Monday, July 27, 2009

The Simplicity of the Gospel

I was in a meeting recently where the participants were holding up the ideal of simplicity. Simplicity has its place, though we should be careful not to idolize it above all other virtues. For we read in the scripture:

How long, ye simple ones, will ye love simplicity? and the scorners delight in their scorning, and fools hate knowledge?
(Pro 1:22)

Yet, when it comes to delivering a message to God's people, nothing is better than the simplicity offered in the Gospel. I'm currently reading Charles Spurgeon's Lectures to My Students. I can't get through the chapter on "Sermons - Their Matter" without having to stop and comment.

Consider Spurgeon's thoughts on simplicity and the Gospel.

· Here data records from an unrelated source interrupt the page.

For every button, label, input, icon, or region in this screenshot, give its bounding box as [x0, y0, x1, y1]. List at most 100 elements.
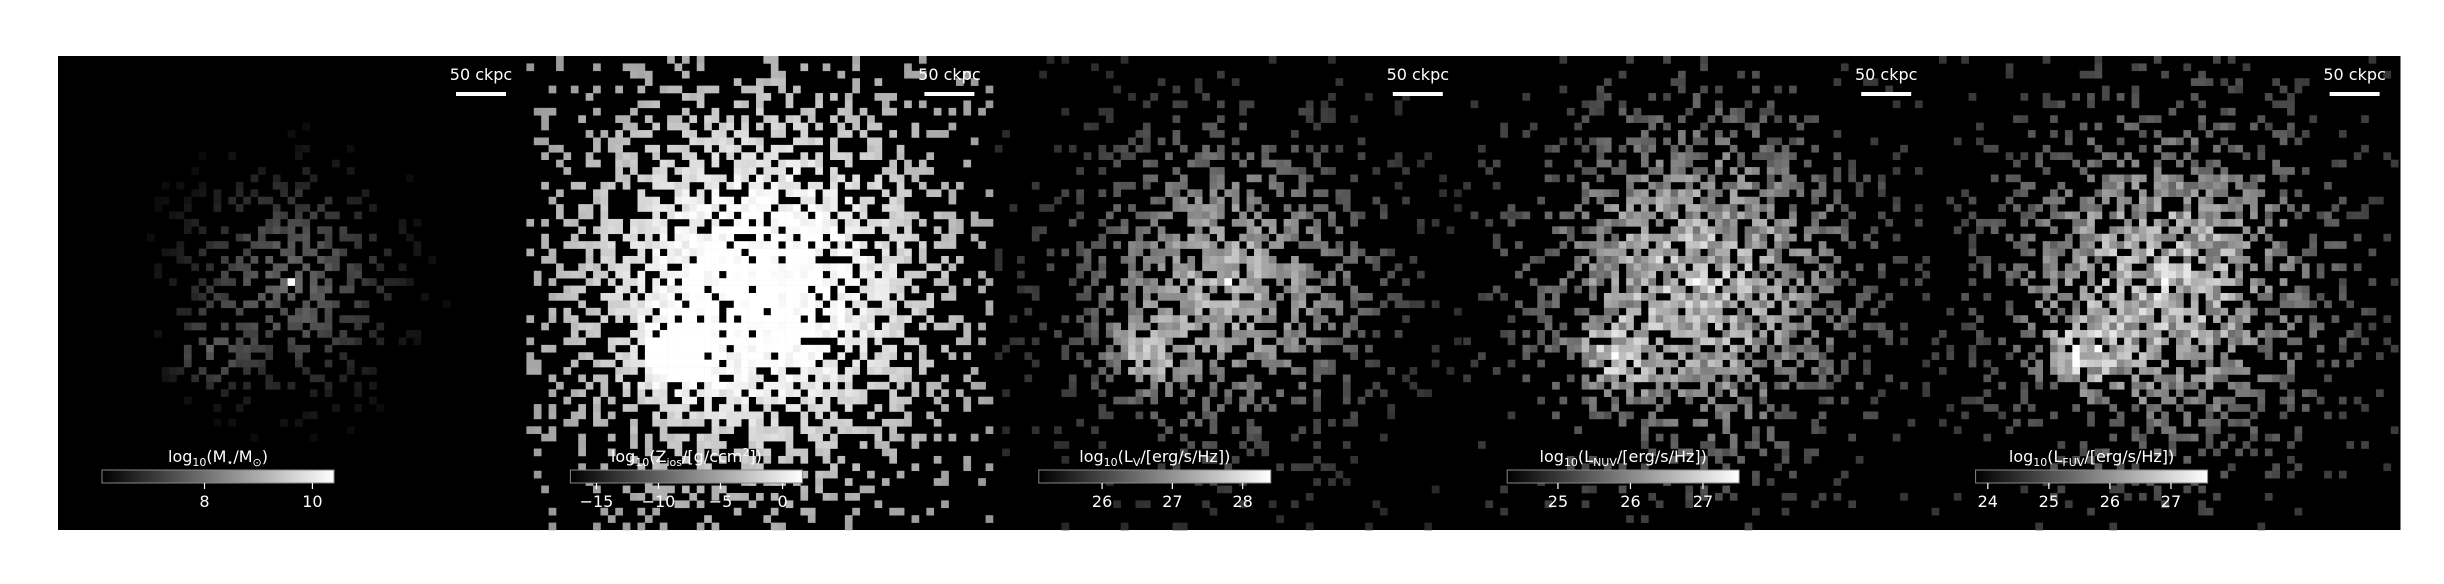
pixel: [176, 248, 185, 257]
pixel: [2383, 233, 2392, 242]
pixel: [1818, 381, 1827, 390]
pixel: [785, 300, 794, 309]
pixel: [191, 285, 200, 294]
pixel: [1818, 241, 1827, 249]
pixel: [933, 189, 942, 198]
pixel: [346, 278, 355, 286]
pixel: [2109, 241, 2118, 249]
pixel: [941, 344, 949, 353]
colorbar-label-part: log: [168, 447, 192, 466]
pixel: [748, 500, 757, 509]
pixel: [1729, 167, 1738, 175]
pixel: [2198, 211, 2206, 220]
pixel: [1135, 374, 1144, 383]
pixel: [733, 218, 742, 227]
pixel: [324, 389, 333, 397]
pixel: [933, 107, 942, 116]
pixel: [339, 248, 348, 257]
pixel: [711, 115, 720, 123]
pixel: [667, 485, 675, 494]
pixel: [755, 189, 764, 198]
pixel: [2064, 263, 2073, 272]
pixel: [250, 270, 259, 279]
pixel: [1224, 307, 1233, 316]
pixel: [793, 285, 801, 294]
pixel: [2064, 189, 2073, 198]
pixel: [696, 233, 705, 242]
pixel: [1618, 381, 1627, 390]
colorbar-label-part: (M: [206, 447, 226, 466]
pixel: [911, 130, 920, 138]
pixel: [1774, 248, 1782, 257]
pixel: [637, 463, 646, 472]
pixel: [1209, 455, 1218, 464]
pixel: [1202, 500, 1210, 509]
pixel: [2257, 278, 2266, 286]
pixel: [830, 174, 838, 183]
pixel: [2264, 263, 2273, 272]
pixel: [257, 359, 266, 368]
colorbar-label-part: 10: [192, 456, 206, 469]
pixel: [1291, 130, 1299, 138]
pixel: [1596, 352, 1605, 360]
pixel: [800, 411, 809, 420]
pixel: [1596, 159, 1605, 168]
pixel: [2213, 159, 2221, 168]
pixel: [1781, 293, 1790, 301]
pixel: [1633, 218, 1642, 227]
pixel: [1268, 404, 1277, 412]
pixel: [2027, 181, 2036, 190]
pixel: [578, 270, 586, 279]
pixel: [800, 122, 809, 131]
pixel: [2220, 78, 2229, 86]
pixel: [1596, 315, 1605, 323]
pixel: [1372, 263, 1381, 272]
pixel: [793, 263, 801, 272]
pixel: [1291, 396, 1299, 405]
pixel: [2220, 263, 2229, 272]
pixel: [874, 218, 883, 227]
pixel: [800, 300, 809, 309]
pixel: [807, 115, 816, 123]
pixel: [889, 448, 898, 457]
pixel: [1261, 263, 1270, 272]
pixel: [1722, 337, 1731, 346]
pixel: [644, 100, 653, 109]
pixel: [600, 204, 609, 212]
pixel: [904, 218, 912, 227]
pixel: [2176, 241, 2184, 249]
pixel: [1298, 241, 1307, 249]
pixel: [1596, 93, 1605, 101]
pixel: [1744, 196, 1753, 205]
pixel: [1083, 263, 1092, 272]
pixel: [689, 492, 698, 501]
pixel: [2087, 322, 2095, 331]
pixel: [2109, 226, 2118, 235]
pixel: [1537, 255, 1545, 264]
pixel: [600, 218, 609, 227]
pixel: [2153, 174, 2162, 183]
pixel: [2242, 226, 2251, 235]
pixel: [1759, 278, 1768, 286]
pixel: [1298, 344, 1307, 353]
pixel: [933, 278, 942, 286]
pixel: [1224, 337, 1233, 346]
pixel: [1976, 315, 1984, 323]
pixel: [696, 270, 705, 279]
pixel: [770, 522, 779, 531]
pixel: [361, 278, 370, 286]
pixel: [1774, 263, 1782, 272]
pixel: [748, 381, 757, 390]
pixel: [1663, 137, 1671, 146]
pixel: [1618, 300, 1627, 309]
pixel: [763, 389, 772, 397]
pixel: [2116, 189, 2125, 198]
pixel: [1335, 300, 1344, 309]
pixel: [1685, 307, 1694, 316]
pixel: [2094, 248, 2103, 257]
pixel: [1744, 167, 1753, 175]
pixel: [867, 196, 875, 205]
pixel: [1692, 189, 1701, 198]
pixel: [1596, 152, 1605, 160]
pixel: [1239, 122, 1247, 131]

We must throw all our strength of judgment, memory, imagination, and eloquence into the delivery of the gospel; and not give to the preaching of the cross our random thoughts while wayside topics engross our deeper meditations. Depend upon it, if we brought the intellect of a Locke or a Newton, and the eloquence of a Cicero, to bear upon the simple doctrine of 'believe and live,' we should find no surplus strength. Brethern, first and above all things, keep to plain evangelical doctrines: whatever else you do or do not preach, be sure incessantly to bring forth the soul-saving truth of Christ and him crucified.